/fetches-optimizer

Optimize fetch results for more efficient aggregations

Primary LanguageJavaScriptMIT LicenseMIT

fetches-optimizer

This is a simple piece of code intended to be run as a Lambda function when new data is inserted into s3://openaq-fetches/realtime. Currently, it's purpose is to gzip new objects and save them to s3://openaq-fetches/realtime-gzipped. This will make aggregations (via Athena) quicker and less expensive.

Running in batch

In addition to being triggered by SNS when new data is added to s3://openaq-fetches/realtime, the code can also be run in batch by creating a manifest file.

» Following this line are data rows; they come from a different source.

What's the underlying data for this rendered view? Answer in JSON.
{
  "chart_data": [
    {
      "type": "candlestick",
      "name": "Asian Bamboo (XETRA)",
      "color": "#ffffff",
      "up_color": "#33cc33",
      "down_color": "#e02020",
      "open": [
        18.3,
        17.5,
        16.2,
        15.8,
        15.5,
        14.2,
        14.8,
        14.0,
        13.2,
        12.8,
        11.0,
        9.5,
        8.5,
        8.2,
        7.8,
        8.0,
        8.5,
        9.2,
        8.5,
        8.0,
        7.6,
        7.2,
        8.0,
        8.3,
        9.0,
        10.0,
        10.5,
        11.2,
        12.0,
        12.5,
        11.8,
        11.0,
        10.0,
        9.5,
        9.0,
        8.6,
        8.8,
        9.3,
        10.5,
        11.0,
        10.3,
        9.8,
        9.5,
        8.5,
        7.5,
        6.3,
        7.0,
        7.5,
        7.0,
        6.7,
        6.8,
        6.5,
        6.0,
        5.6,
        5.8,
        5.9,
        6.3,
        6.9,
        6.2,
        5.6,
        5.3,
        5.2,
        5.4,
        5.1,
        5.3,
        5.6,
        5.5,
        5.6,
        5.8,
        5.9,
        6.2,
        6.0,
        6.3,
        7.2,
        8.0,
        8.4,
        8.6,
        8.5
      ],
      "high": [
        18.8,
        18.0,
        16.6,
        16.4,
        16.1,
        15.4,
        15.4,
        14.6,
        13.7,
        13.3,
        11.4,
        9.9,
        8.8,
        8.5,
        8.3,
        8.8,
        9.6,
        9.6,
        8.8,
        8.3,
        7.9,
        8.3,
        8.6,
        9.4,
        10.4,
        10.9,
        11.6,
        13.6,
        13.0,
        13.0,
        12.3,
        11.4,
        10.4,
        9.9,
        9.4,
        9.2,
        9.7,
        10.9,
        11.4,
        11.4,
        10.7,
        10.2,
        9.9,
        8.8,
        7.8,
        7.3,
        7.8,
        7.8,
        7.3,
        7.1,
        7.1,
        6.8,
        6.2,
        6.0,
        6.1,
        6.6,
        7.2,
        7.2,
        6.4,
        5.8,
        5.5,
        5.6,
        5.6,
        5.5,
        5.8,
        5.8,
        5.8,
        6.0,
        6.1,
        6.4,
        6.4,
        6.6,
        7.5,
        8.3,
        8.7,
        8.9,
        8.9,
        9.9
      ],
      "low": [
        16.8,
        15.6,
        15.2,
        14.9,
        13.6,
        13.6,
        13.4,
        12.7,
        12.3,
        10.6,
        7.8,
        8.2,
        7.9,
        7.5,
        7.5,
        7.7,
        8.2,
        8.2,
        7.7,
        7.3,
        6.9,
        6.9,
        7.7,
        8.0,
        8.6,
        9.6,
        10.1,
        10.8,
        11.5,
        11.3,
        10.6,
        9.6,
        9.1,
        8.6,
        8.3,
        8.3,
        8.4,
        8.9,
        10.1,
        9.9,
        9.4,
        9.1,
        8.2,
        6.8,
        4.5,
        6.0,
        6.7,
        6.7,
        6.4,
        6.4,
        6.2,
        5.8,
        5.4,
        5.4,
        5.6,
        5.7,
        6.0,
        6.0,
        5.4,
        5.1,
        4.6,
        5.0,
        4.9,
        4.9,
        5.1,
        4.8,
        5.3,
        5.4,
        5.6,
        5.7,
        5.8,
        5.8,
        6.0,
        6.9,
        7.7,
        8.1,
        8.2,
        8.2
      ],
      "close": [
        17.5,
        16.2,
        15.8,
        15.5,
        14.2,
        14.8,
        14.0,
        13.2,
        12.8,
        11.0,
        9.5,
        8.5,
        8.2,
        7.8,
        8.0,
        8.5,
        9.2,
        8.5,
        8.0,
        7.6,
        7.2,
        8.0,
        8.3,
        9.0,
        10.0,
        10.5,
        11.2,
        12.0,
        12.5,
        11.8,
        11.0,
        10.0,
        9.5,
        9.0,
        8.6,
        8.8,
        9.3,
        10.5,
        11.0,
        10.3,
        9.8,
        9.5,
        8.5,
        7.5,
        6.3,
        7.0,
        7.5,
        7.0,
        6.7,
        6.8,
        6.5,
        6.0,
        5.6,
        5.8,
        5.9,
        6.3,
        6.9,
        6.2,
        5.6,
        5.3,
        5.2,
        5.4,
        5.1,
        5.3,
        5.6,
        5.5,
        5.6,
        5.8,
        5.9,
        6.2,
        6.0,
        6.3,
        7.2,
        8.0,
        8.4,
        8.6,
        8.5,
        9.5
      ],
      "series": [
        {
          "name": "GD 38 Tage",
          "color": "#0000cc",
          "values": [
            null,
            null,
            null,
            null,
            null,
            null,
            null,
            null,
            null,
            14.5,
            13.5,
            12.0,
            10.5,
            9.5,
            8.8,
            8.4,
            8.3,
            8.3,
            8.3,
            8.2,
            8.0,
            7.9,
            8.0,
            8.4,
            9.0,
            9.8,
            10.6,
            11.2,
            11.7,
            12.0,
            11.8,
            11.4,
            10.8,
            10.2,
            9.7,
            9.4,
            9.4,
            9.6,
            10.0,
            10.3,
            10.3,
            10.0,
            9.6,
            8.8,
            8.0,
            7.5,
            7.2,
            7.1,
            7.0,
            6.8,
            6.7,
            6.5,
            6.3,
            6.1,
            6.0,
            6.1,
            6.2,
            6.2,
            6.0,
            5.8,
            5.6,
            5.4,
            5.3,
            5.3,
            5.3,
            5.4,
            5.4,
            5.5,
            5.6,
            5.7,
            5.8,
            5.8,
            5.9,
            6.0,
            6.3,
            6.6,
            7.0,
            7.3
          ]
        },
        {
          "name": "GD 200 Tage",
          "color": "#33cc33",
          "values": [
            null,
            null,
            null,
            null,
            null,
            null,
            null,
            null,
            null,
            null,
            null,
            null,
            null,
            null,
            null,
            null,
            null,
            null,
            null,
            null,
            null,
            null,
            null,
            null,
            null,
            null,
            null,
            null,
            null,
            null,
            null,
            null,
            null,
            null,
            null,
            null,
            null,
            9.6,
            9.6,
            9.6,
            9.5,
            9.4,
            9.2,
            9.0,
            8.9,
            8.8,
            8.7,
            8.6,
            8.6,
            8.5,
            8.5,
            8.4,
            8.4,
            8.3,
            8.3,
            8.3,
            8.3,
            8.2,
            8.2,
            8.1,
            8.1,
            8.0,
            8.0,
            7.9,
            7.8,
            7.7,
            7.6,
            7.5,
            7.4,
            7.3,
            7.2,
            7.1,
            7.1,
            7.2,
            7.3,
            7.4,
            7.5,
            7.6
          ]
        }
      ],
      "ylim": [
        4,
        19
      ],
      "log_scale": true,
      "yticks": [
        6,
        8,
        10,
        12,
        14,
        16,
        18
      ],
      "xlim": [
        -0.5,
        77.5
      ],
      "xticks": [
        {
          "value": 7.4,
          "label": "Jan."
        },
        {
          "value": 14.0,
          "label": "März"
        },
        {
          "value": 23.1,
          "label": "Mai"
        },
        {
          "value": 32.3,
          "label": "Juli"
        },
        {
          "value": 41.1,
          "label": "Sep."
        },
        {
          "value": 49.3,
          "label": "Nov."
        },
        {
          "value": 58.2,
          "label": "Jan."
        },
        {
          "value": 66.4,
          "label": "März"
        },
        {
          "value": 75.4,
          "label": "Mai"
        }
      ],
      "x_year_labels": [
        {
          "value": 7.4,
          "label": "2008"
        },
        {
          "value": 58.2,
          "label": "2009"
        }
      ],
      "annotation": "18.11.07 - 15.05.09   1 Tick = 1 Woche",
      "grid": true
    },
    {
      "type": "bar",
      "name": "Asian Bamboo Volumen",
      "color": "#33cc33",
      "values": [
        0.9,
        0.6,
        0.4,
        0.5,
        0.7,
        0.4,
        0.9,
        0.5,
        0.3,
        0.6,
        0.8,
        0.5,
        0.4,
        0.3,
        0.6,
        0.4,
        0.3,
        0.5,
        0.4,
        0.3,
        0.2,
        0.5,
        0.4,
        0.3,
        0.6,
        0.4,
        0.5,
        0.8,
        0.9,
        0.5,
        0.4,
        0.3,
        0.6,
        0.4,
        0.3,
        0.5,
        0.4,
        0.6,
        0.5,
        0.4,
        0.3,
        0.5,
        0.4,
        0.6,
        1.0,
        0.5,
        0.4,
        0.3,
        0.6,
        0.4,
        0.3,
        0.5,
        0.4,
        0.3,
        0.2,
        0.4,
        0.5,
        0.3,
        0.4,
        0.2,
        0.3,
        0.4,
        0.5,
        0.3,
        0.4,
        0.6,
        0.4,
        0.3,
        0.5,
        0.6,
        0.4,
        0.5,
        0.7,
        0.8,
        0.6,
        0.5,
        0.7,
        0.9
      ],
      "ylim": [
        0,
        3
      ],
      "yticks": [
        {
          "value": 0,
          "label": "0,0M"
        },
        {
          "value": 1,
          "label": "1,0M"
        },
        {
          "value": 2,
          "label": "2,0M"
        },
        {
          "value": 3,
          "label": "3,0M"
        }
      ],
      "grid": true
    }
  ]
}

If you have a file of the form

realtime/2018-02-10/1518286521.ndjson.gz
realtime/2018-02-10/1518287191.ndjson.gz
realtime/2018-02-10/1518293192.ndjson.gz
...

you can invoke the Lambda function via the AWS CLI like

<manifest.txt xargs -n1 -P 10 -I % aws lambda invoke --function-name fetches-optimizer_optimize:current --payload '{"sourceBucket":"openaq-fetches", "sourceKey":"'%'"}' --region us-east-1 --invocation-type Event -

This will spin up a whole bunch of Lambda functions based on the input manifest file.